Bakan değil, Ağa Nebati
Barış Terkoğlu
Son Köşe Yazıları

Bakan değil, Ağa Nebati

09.12.2021 05:00
Güncellenme:
Takip Et:

Yeni Ekonomi Bakanı’nın dedesi ağa, babası ağa, kendisi doğal olarak ağa. Yetmedi, "Ağa oğlusunuz ama ağalık yapmayın” diyen babasının sermayesi sayesinde patron. Nebati’nin iplikle başlayan tekstil patronluğu bile, arazilerinde pamuk ekmesiyle ilgili. Gelgelelim, millete yüzyıllardır “efendilik” yapan Nebati’ye göre bu düzeni sorgulayan baldırı çıplaklar “elitist”.
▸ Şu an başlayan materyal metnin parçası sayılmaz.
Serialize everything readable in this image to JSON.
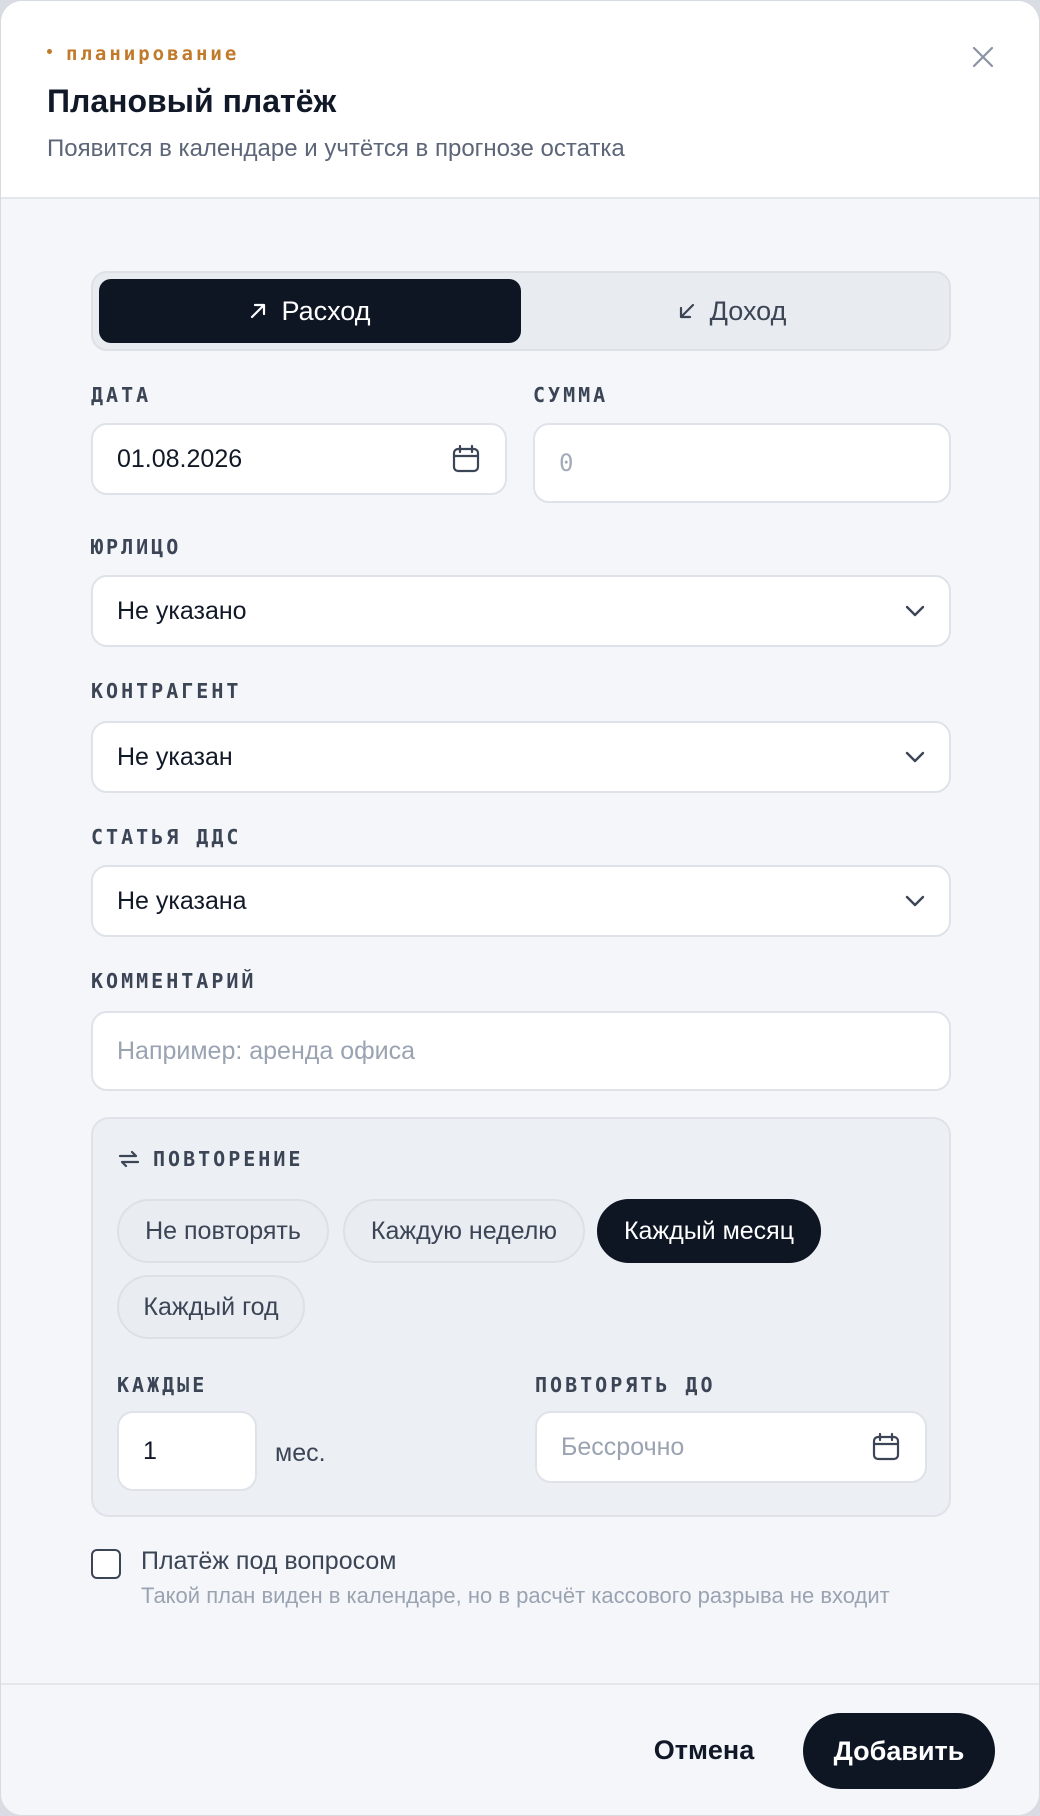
{
  "header": {
    "eyebrow": "планирование",
    "title": "Плановый платёж",
    "subtitle": "Появится в календаре и учтётся в прогнозе остатка",
    "close_icon": "close-icon"
  },
  "type_toggle": {
    "expense_label": "Расход",
    "income_label": "Доход",
    "selected": "expense"
  },
  "date": {
    "label": "ДАТА",
    "value": "01.08.2026"
  },
  "amount": {
    "label": "СУММА",
    "placeholder": "0"
  },
  "entity": {
    "label": "ЮРЛИЦО",
    "value": "Не указано"
  },
  "counterparty": {
    "label": "КОНТРАГЕНТ",
    "value": "Не указан"
  },
  "cashflow_item": {
    "label": "СТАТЬЯ ДДС",
    "value": "Не указана"
  },
  "comment": {
    "label": "КОММЕНТАРИЙ",
    "placeholder": "Например: аренда офиса"
  },
  "repeat": {
    "title": "ПОВТОРЕНИЕ",
    "options": [
      "Не повторять",
      "Каждую неделю",
      "Каждый месяц",
      "Каждый год"
    ],
    "selected": "Каждый месяц",
    "every_label": "КАЖДЫЕ",
    "every_value": "1",
    "every_unit": "мес.",
    "until_label": "ПОВТОРЯТЬ ДО",
    "until_placeholder": "Бессрочно"
  },
  "questionable": {
    "checked": false,
    "title": "Платёж под вопросом",
    "hint": "Такой план виден в календаре, но в расчёт кассового разрыва не входит"
  },
  "footer": {
    "cancel_label": "Отмена",
    "submit_label": "Добавить"
  },
  "colors": {
    "accent": "#c07a2a",
    "primary_dark": "#0e1523",
    "background": "#f4f6f9"
  }
}
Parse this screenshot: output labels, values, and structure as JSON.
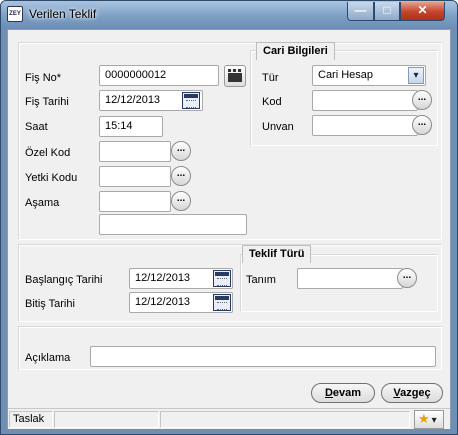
{
  "window": {
    "title": "Verilen Teklif",
    "app_icon": "ZEY",
    "controls": {
      "minimize": "—",
      "maximize": "□",
      "close": "✕"
    }
  },
  "form": {
    "fis_no": {
      "label": "Fiş No*",
      "value": "0000000012"
    },
    "fis_tarihi": {
      "label": "Fiş Tarihi",
      "value": "12/12/2013"
    },
    "saat": {
      "label": "Saat",
      "value": "15:14"
    },
    "ozel_kod": {
      "label": "Özel Kod",
      "value": ""
    },
    "yetki_kodu": {
      "label": "Yetki Kodu",
      "value": ""
    },
    "asama": {
      "label": "Aşama",
      "value": ""
    },
    "asama_desc": {
      "value": ""
    }
  },
  "cari": {
    "group_title": "Cari Bilgileri",
    "tur": {
      "label": "Tür",
      "value": "Cari Hesap"
    },
    "kod": {
      "label": "Kod",
      "value": ""
    },
    "unvan": {
      "label": "Unvan",
      "value": ""
    }
  },
  "dates": {
    "baslangic": {
      "label": "Başlangıç Tarihi",
      "value": "12/12/2013"
    },
    "bitis": {
      "label": "Bitiş Tarihi",
      "value": "12/12/2013"
    }
  },
  "teklif": {
    "group_title": "Teklif Türü",
    "tanim": {
      "label": "Tanım",
      "value": ""
    }
  },
  "aciklama": {
    "label": "Açıklama",
    "value": ""
  },
  "buttons": {
    "devam": {
      "first": "D",
      "rest": "evam"
    },
    "vazgec": {
      "first": "V",
      "rest": "azgeç"
    },
    "ellipsis": "..."
  },
  "status": {
    "state": "Taslak",
    "star": "★",
    "dropdown": "▾"
  }
}
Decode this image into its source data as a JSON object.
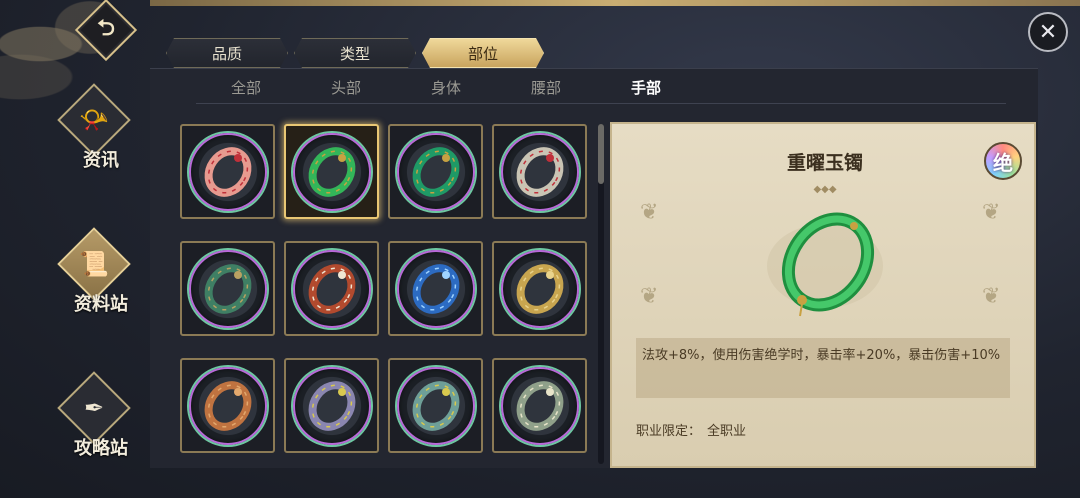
{
  "nav": {
    "back_icon": "back-arrow-icon",
    "close_icon": "close-icon",
    "items": [
      {
        "label": "资讯",
        "icon": "horn-icon",
        "active": false
      },
      {
        "label": "资料站",
        "icon": "scroll-icon",
        "active": true
      },
      {
        "label": "攻略站",
        "icon": "quill-icon",
        "active": false
      }
    ]
  },
  "filter_tabs": [
    {
      "label": "品质",
      "active": false
    },
    {
      "label": "类型",
      "active": false
    },
    {
      "label": "部位",
      "active": true
    }
  ],
  "slot_tabs": [
    {
      "label": "全部",
      "active": false
    },
    {
      "label": "头部",
      "active": false
    },
    {
      "label": "身体",
      "active": false
    },
    {
      "label": "腰部",
      "active": false
    },
    {
      "label": "手部",
      "active": true
    }
  ],
  "items": [
    {
      "icon": "pink-bracelet-icon",
      "color": "#e79a8f",
      "accent": "#c0303a",
      "selected": false
    },
    {
      "icon": "jade-bracelet-icon",
      "color": "#33b559",
      "accent": "#c7a142",
      "selected": true
    },
    {
      "icon": "jade-gem-ring-icon",
      "color": "#1f9a66",
      "accent": "#c7a142",
      "selected": false
    },
    {
      "icon": "silver-ruby-ring-icon",
      "color": "#c9c4b4",
      "accent": "#c0303a",
      "selected": false
    },
    {
      "icon": "green-band-ring-icon",
      "color": "#3f7f64",
      "accent": "#b9a162",
      "selected": false
    },
    {
      "icon": "pearl-bracelet-icon",
      "color": "#b24a2e",
      "accent": "#efe7d4",
      "selected": false
    },
    {
      "icon": "blue-ring-icon",
      "color": "#2c6bc2",
      "accent": "#9fd3ff",
      "selected": false
    },
    {
      "icon": "gold-double-ring-icon",
      "color": "#c8a54f",
      "accent": "#e9d38c",
      "selected": false
    },
    {
      "icon": "copper-double-ring-icon",
      "color": "#c07340",
      "accent": "#e3a86d",
      "selected": false
    },
    {
      "icon": "lavender-scale-ring-icon",
      "color": "#8a86b0",
      "accent": "#d9c94e",
      "selected": false
    },
    {
      "icon": "teal-scale-ring-icon",
      "color": "#6e9f98",
      "accent": "#d9c94e",
      "selected": false
    },
    {
      "icon": "sage-scale-ring-icon",
      "color": "#8fa08a",
      "accent": "#e8e4c9",
      "selected": false
    }
  ],
  "detail": {
    "name": "重曜玉镯",
    "tier_badge": "绝",
    "icon": "jade-bracelet-icon",
    "description": "法攻+8%，使用伤害绝学时，暴击率+20%，暴击伤害+10%",
    "class_label": "职业限定：",
    "class_value": "全职业"
  }
}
Geçen yazıda, ekonomideki Nebati modelini anlatmıştım. Türk lirasının ucuzlaması emeğin de ucuzlaması demekti. 2001 krizini fırsata çeviren Fabrikatör Nurettin Nebati, o yıllarda hem batan mağazaları alıyor hem de Türk işçisinin Çin’den daha ucuza gelmesini istiyordu. Böylece Batılı ülkelerin çocuklarına Türk emekçisinin ucuza ürettiği malları giydirirken, Türkiye’deki mağazalarında da parası olan ailelerin çocuklarına Batılı kıyafetleri pahalıya satıyordu.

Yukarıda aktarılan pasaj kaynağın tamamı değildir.